To start with a simple example, the probability of getting 3 heads with 8 sets-of-3 coin throws is 1 in 8 (see image).  This example can be classified under independent probability because one coin toss does not affect another. You’d have to do the 3 coin-flips at a time for 8 times to get a good chance of 3 heads. The probability of 1 in 8 comes from 2^3 (2 cubed or 2 the third power—see exponent link on right for more info). The base is 2 because of 2 possible outcomes for every throw (heads or tails) and the exponent is 3 because the set of 3 throws at a time gives a certain number of total possible outcome combinations (8). You still might not get the 3 heads in 8 tries or you may get them twice. But as the numbers of times you throw a set-of-3 go up, you are likely to fall pretty close to the probabilities that the possible options give you. If you have enough time, eventually you are pretty sure to get 3 heads in a 3-coin-toss. If you only get one set-of-3 toss, though, you have a 7 in 8 chance you won't get 3 heads.

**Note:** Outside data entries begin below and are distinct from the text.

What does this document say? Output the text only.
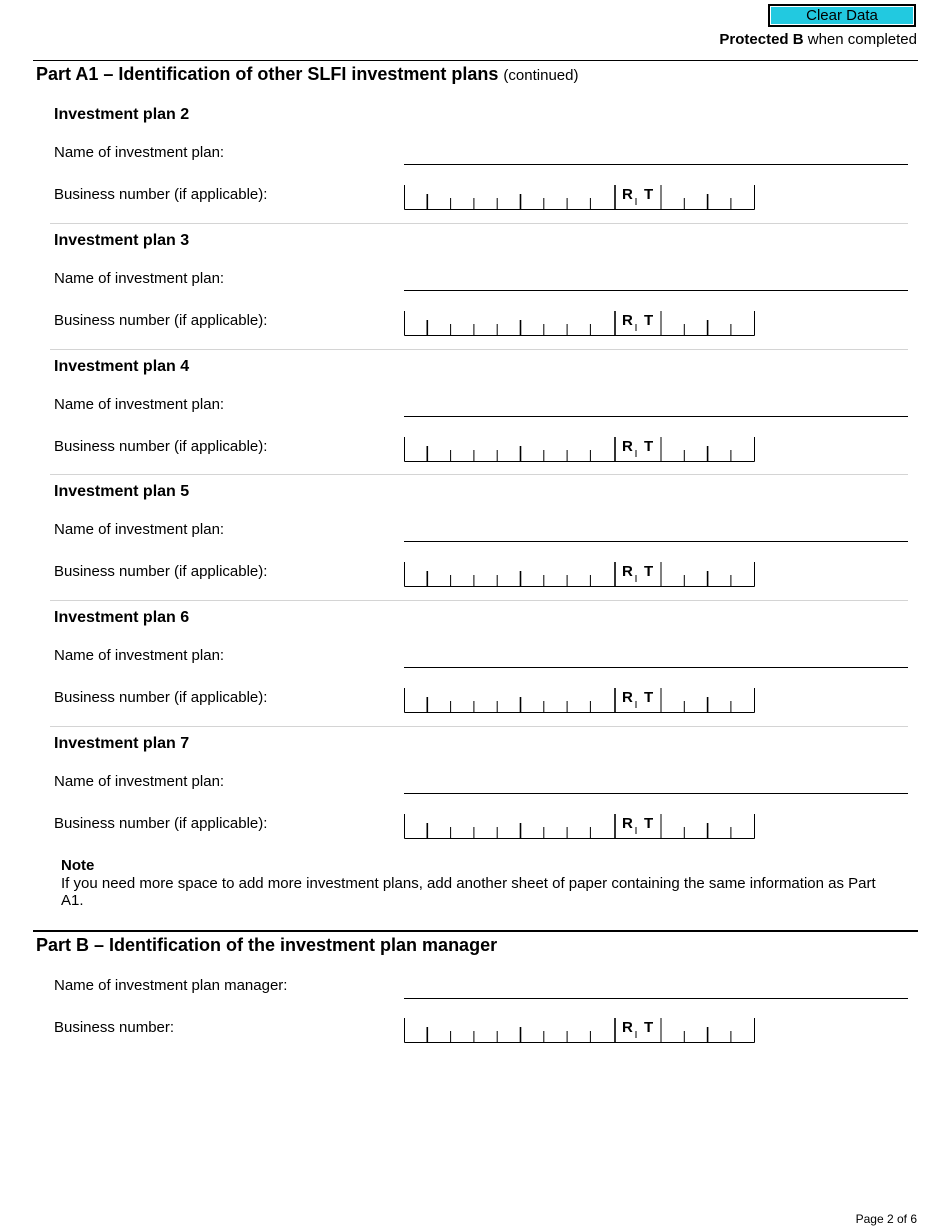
Clear Data
Protected B when completed
Part A1 – Identification of other SLFI investment plans (continued)
Investment plan 2
Name of investment plan:
Business number (if applicable):	R T
Investment plan 3
Name of investment plan:
Business number (if applicable):	R T
Investment plan 4
Name of investment plan:
Business number (if applicable):	R T
Investment plan 5
Name of investment plan:
Business number (if applicable):	R T
Investment plan 6
Name of investment plan:
Business number (if applicable):	R T
Investment plan 7
Name of investment plan:
Business number (if applicable):	R T
Note
If you need more space to add more investment plans, add another sheet of paper containing the same information as Part A1.
Part B – Identification of the investment plan manager
Name of investment plan manager:
Business number:	R T
Page 2 of 6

However, to change the example, if you flip one coin one hundred times and want one hundred heads in a row, you will have 1 chance in 2^100, which is about 1 in 10^30. That number is a 1 with 30 zeroes after it. To compare that number to another, the number of seconds so far in the universe if it is 14 billion years old is about 4.4 x 10^17. If you could toss a coin every second for your whole life of 70 years, it would amount to about 2.2 x 10^9 (2.2 billion) tosses. Your chances are very small of getting 100 heads in a row even if you toss all your life. Beyond that, you can wish to get a trillion (10^12) heads in a row, but you simply don't have the time to even toss that number of coins, much less get a specific outcome.

In past posts I have put lists of the sub-unit codes for DNA and proteins. Douglas Axe, a researcher in protein function, put the proportion of specific to general functional proteins between 1 in 10^63 to 1 in 10^77 (link to article abstract HERE). To get total probabilities in independent probability, you multiply each probability. (With exponents, you add the exponents keeping the base the same: you can see more HERE.) The smallest number of proteins of a living bacteria found so far is ~1100, and bacteria are the simplest free-living organisms. When you take in account the types of bonds of the amino acids and the specific positions they need to have in order to function and the DNA which codes for them, you can compare that to the number of particles in the universe, which is estimated at about 10^90. The chances are much smaller for functional proteins in one living bacteria compared to all the particles in the universe.

I talked in the previous entry (June 3) about the true meaning of the word RANDOM. Lee Strobel, a journalist who wrote a great investigative book called The Case for a Creator, (Zondervan, 2004) about the prevailing attitudes in public perceptions of “modern science,” science education and what is really true. He interviewed Stephen Meyer concerning probabilities that life may have started by chance (p. 228-30). Meyer commented that origin-of-life experts have rejected the possibility of chance. In other words, they must look for a law of nature other than the ones we already know that would somehow cause life to form if they are to prove life came about by RANDOM nature alone.